She stopped at a place where they could peer into a portal of the Stock Exchange. “Just as a whole workshop can be powered by a mill-wheel, driven by a trickle of water in a race, or by a breath of air on the blades of a windmill, so the movement of goods through yonder Weigh-House is driven by a trickle of paper passing from hand to hand in there ” (pointing to the Stock Exchange) “and the warm wind that you feel on your face when you step into the Maiden.”

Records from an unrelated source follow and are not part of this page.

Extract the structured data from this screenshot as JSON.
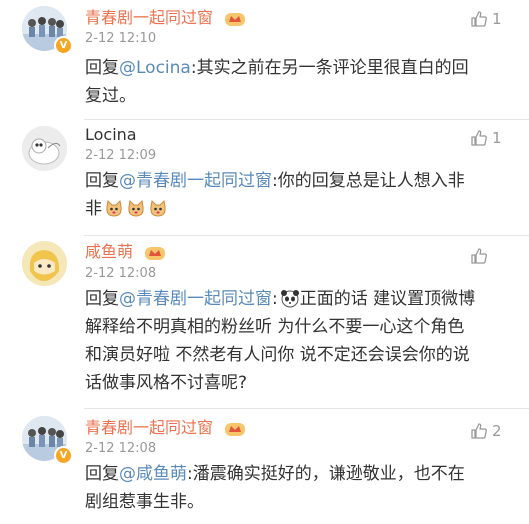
{
  "comments": [
    {
      "username": "青春剧一起同过窗",
      "time": "2-12 12:10",
      "reply_prefix": "回复",
      "mention": "@Locina",
      "text": ":其实之前在另一条评论里很直白的回",
      "text2": "复过。",
      "likes": "1"
    },
    {
      "username": "Locina",
      "time": "2-12 12:09",
      "reply_prefix": "回复",
      "mention": "@青春剧一起同过窗",
      "text": ":你的回复总是让人想入非",
      "text2": "非",
      "likes": "1"
    },
    {
      "username": "咸鱼萌",
      "time": "2-12 12:08",
      "reply_prefix": "回复",
      "mention": "@青春剧一起同过窗",
      "text": "正面的话 建议置顶微博",
      "text2": "解释给不明真相的粉丝听 为什么不要一心这个角色",
      "text3": "和演员好啦 不然老有人问你 说不定还会误会你的说",
      "text4": "话做事风格不讨喜呢?",
      "likes": ""
    },
    {
      "username": "青春剧一起同过窗",
      "time": "2-12 12:08",
      "reply_prefix": "回复",
      "mention": "@咸鱼萌",
      "text": ":潘震确实挺好的，谦逊敬业，也不在",
      "text2": "剧组惹事生非。",
      "likes": "2"
    }
  ],
  "colors": {
    "username": "#eb7350",
    "mention": "#5a8ab9",
    "meta": "#999999"
  },
  "icons": [
    "thumb-up-icon",
    "verified-badge-icon",
    "member-crown-badge-icon",
    "cat-emoji-icon",
    "panda-emoji-icon"
  ]
}
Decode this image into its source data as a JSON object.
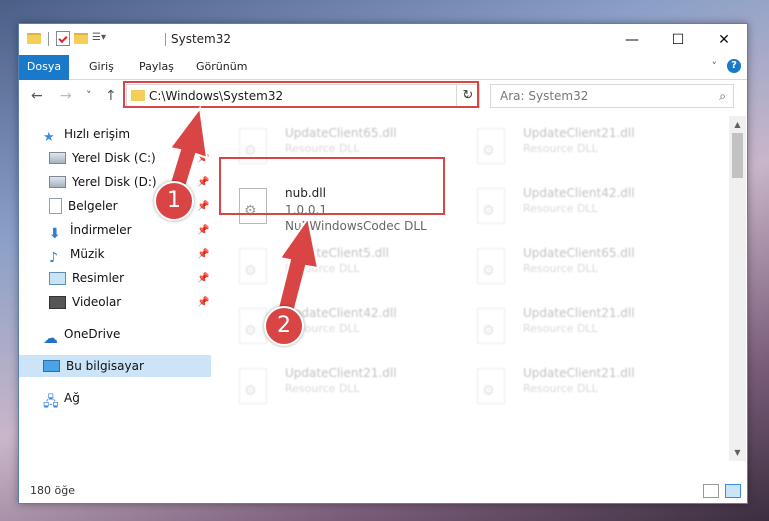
{
  "window": {
    "title": "System32",
    "controls": {
      "minimize": "—",
      "maximize": "☐",
      "close": "✕"
    }
  },
  "ribbon": {
    "tabs": [
      "Dosya",
      "Giriş",
      "Paylaş",
      "Görünüm"
    ]
  },
  "navigation": {
    "back": "←",
    "forward": "→",
    "recent": "˅",
    "up": "↑",
    "address": "C:\\Windows\\System32",
    "address_dropdown": "⌄",
    "refresh": "↻",
    "search_placeholder": "Ara: System32"
  },
  "sidebar": {
    "items": [
      {
        "label": "Hızlı erişim",
        "icon": "star-icon"
      },
      {
        "label": "Yerel Disk (C:)",
        "icon": "drive-icon",
        "pinned": true
      },
      {
        "label": "Yerel Disk (D:)",
        "icon": "drive-icon",
        "pinned": true
      },
      {
        "label": "Belgeler",
        "icon": "documents-icon",
        "pinned": true
      },
      {
        "label": "İndirmeler",
        "icon": "downloads-icon",
        "pinned": true
      },
      {
        "label": "Müzik",
        "icon": "music-icon",
        "pinned": true
      },
      {
        "label": "Resimler",
        "icon": "pictures-icon",
        "pinned": true
      },
      {
        "label": "Videolar",
        "icon": "videos-icon",
        "pinned": true
      },
      {
        "label": "OneDrive",
        "icon": "cloud-icon"
      },
      {
        "label": "Bu bilgisayar",
        "icon": "computer-icon",
        "selected": true
      },
      {
        "label": "Ağ",
        "icon": "network-icon"
      }
    ]
  },
  "files": {
    "highlighted": {
      "name": "nub.dll",
      "version": "1.0.0.1",
      "description": "NuBWindowsCodec DLL"
    },
    "left_column": [
      {
        "name": "UpdateClient65.dll",
        "type": "Resource DLL"
      },
      {
        "name": "UpdateClient5.dll",
        "type": "Resource DLL"
      },
      {
        "name": "UpdateClient42.dll",
        "type": "Resource DLL"
      },
      {
        "name": "UpdateClient21.dll",
        "type": "Resource DLL"
      }
    ],
    "right_column": [
      {
        "name": "UpdateClient21.dll",
        "type": "Resource DLL"
      },
      {
        "name": "UpdateClient42.dll",
        "type": "Resource DLL"
      },
      {
        "name": "UpdateClient65.dll",
        "type": "Resource DLL"
      },
      {
        "name": "UpdateClient21.dll",
        "type": "Resource DLL"
      },
      {
        "name": "UpdateClient21.dll",
        "type": "Resource DLL"
      }
    ]
  },
  "status": {
    "item_count": "180 öğe"
  },
  "annotations": {
    "step1": "1",
    "step2": "2",
    "highlight_color": "#d94545"
  }
}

Movement caught Jack’s eye. He imagined for a moment that it was a watch-tower being knocked down by a sudden burst of French artillery. But when he looked, he saw he’d been fooled for the hundredth time. It was a windmill spinning. Then more movement out on the Ij: a tidal swell coming through and jostling the ships. A dredger full of hapless Hollandganger moved up a canal, clawing up muck-muck that according to the Doctor would swallow and freeze things that had once been quick, and turn them to stone. No wonder they were so fastidious about dredging. Such an idea must be anathema to the Dutch, who worshipped motion above all. For whom the physical element of Earth was too resistant and inert, an annoyance to traders, an impediment to the fluid exchange of goods. In a place where all things were suffused with quicksilver, it was necessary to blur the transition from earth to water, making out of the whole Republic a gradual shading from one to the other as they neared the banks of the Ij, not entirely complete until they got past the sandbanks and reached the ocean at Texel.

“I must go to Paris.”

“Why?”

“Partly to sell Turk and those ostrich plumes.”

“Clever,” she said. “Paris is retail, Amsterdam wholesale-you’ll fetch twice the price there.”

“But really it is that I am accustomed to being the one fluid thing in a universe dumb and inert. I want to stand on the stone banks of the Seine, where here is solid and there is running water and the frontier between ’em is sharp as a knife.”

“As you wish,” Eliza said, “but I belong in Amsterdam.”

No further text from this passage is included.